Щедрость Засланца осталась оценена по достоинству. Они, довольно шутя, вместе ушли. Но не одни. Реклама сделала своё дело. Насколько я понимал, из всей Стаи в доме теперь оставались только Данрад и Шептун. Они сидели где-то наверху и во всех подробностях обсуждали предстоящий визит в бани. Бани эти были сродни римским, но в целом с процессом мытья общего имели мало. Они являлись проверенным местом для заключения нелегальных сделок. Там толкалось много купцов и мошенников. Приличные горожане туда носа не показывали. Но на Данрада вышли люди, которые хотели обсудить какое-то крупное дельце. И встречу они назначили именно там.

– Давай шустрее. Бери, что надо, и сразу вниз! – раздался этажом выше рык вожака. Он редко когда приглушал голос.

Я уставился на лестницу. Мне было скучно и хотелось поскорее покинуть свой пост.

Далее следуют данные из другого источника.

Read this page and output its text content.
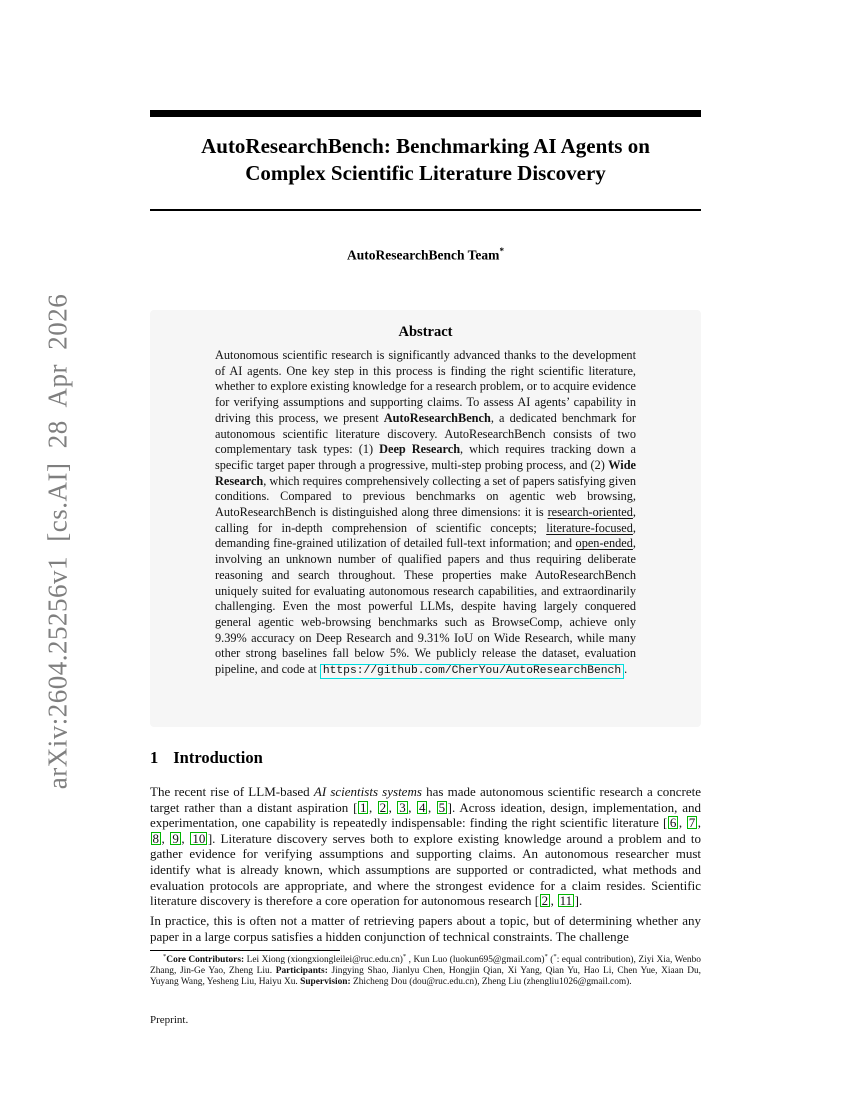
arXiv:2604.25256v1 [cs.AI] 28 Apr 2026
AutoResearchBench: Benchmarking AI Agents on
Complex Scientific Literature Discovery
AutoResearchBench Team*
Abstract
Autonomous scientific research is significantly advanced thanks to the development of AI agents. One key step in this process is finding the right scientific literature, whether to explore existing knowledge for a research problem, or to acquire evidence for verifying assumptions and supporting claims. To assess AI agents’ capability in driving this process, we present AutoResearchBench, a dedicated benchmark for autonomous scientific literature discovery. AutoResearchBench consists of two complementary task types: (1) Deep Research, which requires tracking down a specific target paper through a progressive, multi-step probing process, and (2) Wide Research, which requires comprehensively collecting a set of papers satisfying given conditions. Compared to previous benchmarks on agentic web browsing, AutoResearchBench is distinguished along three dimensions: it is research-oriented, calling for in-depth comprehension of scientific concepts; literature-focused, demanding fine-grained utilization of detailed full-text information; and open-ended, involving an unknown number of qualified papers and thus requiring deliberate reasoning and search throughout. These properties make AutoResearchBench uniquely suited for evaluating autonomous research capabilities, and extraordinarily challenging. Even the most powerful LLMs, despite having largely conquered general agentic web-browsing benchmarks such as BrowseComp, achieve only 9.39% accuracy on Deep Research and 9.31% IoU on Wide Research, while many other strong baselines fall below 5%. We publicly release the dataset, evaluation pipeline, and code at https://github.com/CherYou/AutoResearchBench .
1 Introduction
The recent rise of LLM-based AI scientists systems has made autonomous scientific research a concrete target rather than a distant aspiration [ 1 , 2 , 3 , 4 , 5 ]. Across ideation, design, implementation, and experimentation, one capability is repeatedly indispensable: finding the right scientific literature [ 6 , 7 , 8 , 9 , 10 ]. Literature discovery serves both to explore existing knowledge around a problem and to gather evidence for verifying assumptions and supporting claims. An autonomous researcher must identify what is already known, which assumptions are supported or contradicted, what methods and evaluation protocols are appropriate, and where the strongest evidence for a claim resides. Scientific literature discovery is therefore a core operation for autonomous research [ 2 , 11 ].
In practice, this is often not a matter of retrieving papers about a topic, but of determining whether any paper in a large corpus satisfies a hidden conjunction of technical constraints. The challenge
*Core Contributors: Lei Xiong (xiongxiongleilei@ruc.edu.cn)* , Kun Luo (luokun695@gmail.com)* (*: equal contribution), Ziyi Xia, Wenbo Zhang, Jin-Ge Yao, Zheng Liu. Participants: Jingying Shao, Jianlyu Chen, Hongjin Qian, Xi Yang, Qian Yu, Hao Li, Chen Yue, Xiaan Du, Yuyang Wang, Yesheng Liu, Haiyu Xu. Supervision: Zhicheng Dou (dou@ruc.edu.cn), Zheng Liu (zhengliu1026@gmail.com).
Preprint.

… А, если эти двое уйдут, то у меня появлялся шанс на самоволку! И оттого я завороженно следил, как ноги Данрада касаются ступеней. Я вовсю предвкушал прелести свободного времени!

Но вот вожак поймал мой заинтересованный взгляд.

… Он неуловимым образом понял. Всё понял.

– Думаешь, я уйду, так ты, скотина, сразу на свой чердак дрыхнуть отправишься?

Треклятье! Кажется, что нет.

– О чём ты, Холща? – невинно спросил я. – Я здесь караулю. До заката. Как ты и велел.

– Я велел. Ты караулишь… Да вот тебя самого, смотрю, ядрёна вошь, караулить некому! Куда все эти суки подевались?

– Ты же сам объявил вечер свободным. Вот они кто на представление, кто в бордель.

Нет-нет и нет! Не надо ничего выдумывать. Просто уйди и дай мне остаться в одиночестве!

– Угу, – задумчиво промычал он, и тут спустился Шептун.

– Готов я. Пошли.

– Неа. Погодь.

У меня внутри словно бы что-то оборвалось, когда Данрад смерил меня ехидным змеиным взглядом и ушёл на кухню, громко хлопая за собой дверью. Почти сразу оттуда донеслись звуки ударов, скуления Нинэлле и грохот бьющихся крынок.

Шептун вздохнул. Недовольно.

– Не люблю я так, – сказал он. – Ладно бабу поиметь да бросить или по горлу ей резануть. А так. Хуже скотины мучается… Тьфу!

Он снова тяжело вздохнул. Я тоже, но по своим соображениям. Ибо, что будет дальше, я понял. Всё понял.

Данрад вернулся минут через пятнадцать и поправил завязки на ширинке.

– Иди бабу лечи.

Великая Тьма, да сдохнет когда-нибудь эта Нинэлле?!


***


На кухню я не сразу пошёл. Разум понимал, что девчонка никак не виновата в моих мучениях, но я желал мщения. Даже такого слепого. А потому сначала посидел, зло глядя, как за окном качается облысевшая головка одуванчика, потом сделал обход по дому, неторопливо закрывая ставни на крючки. При этом задержался в комнате Марви. Мне показалось обязательным сжечь комок с заплесневевшими вещами. Их никто так и не постирал, а потому я чувствовал, что всего лишь благородно искореняю готовую пробраться в дом заразу. И только после этого в щедрости своей я зашёл на кухню выполнять приказ вожака.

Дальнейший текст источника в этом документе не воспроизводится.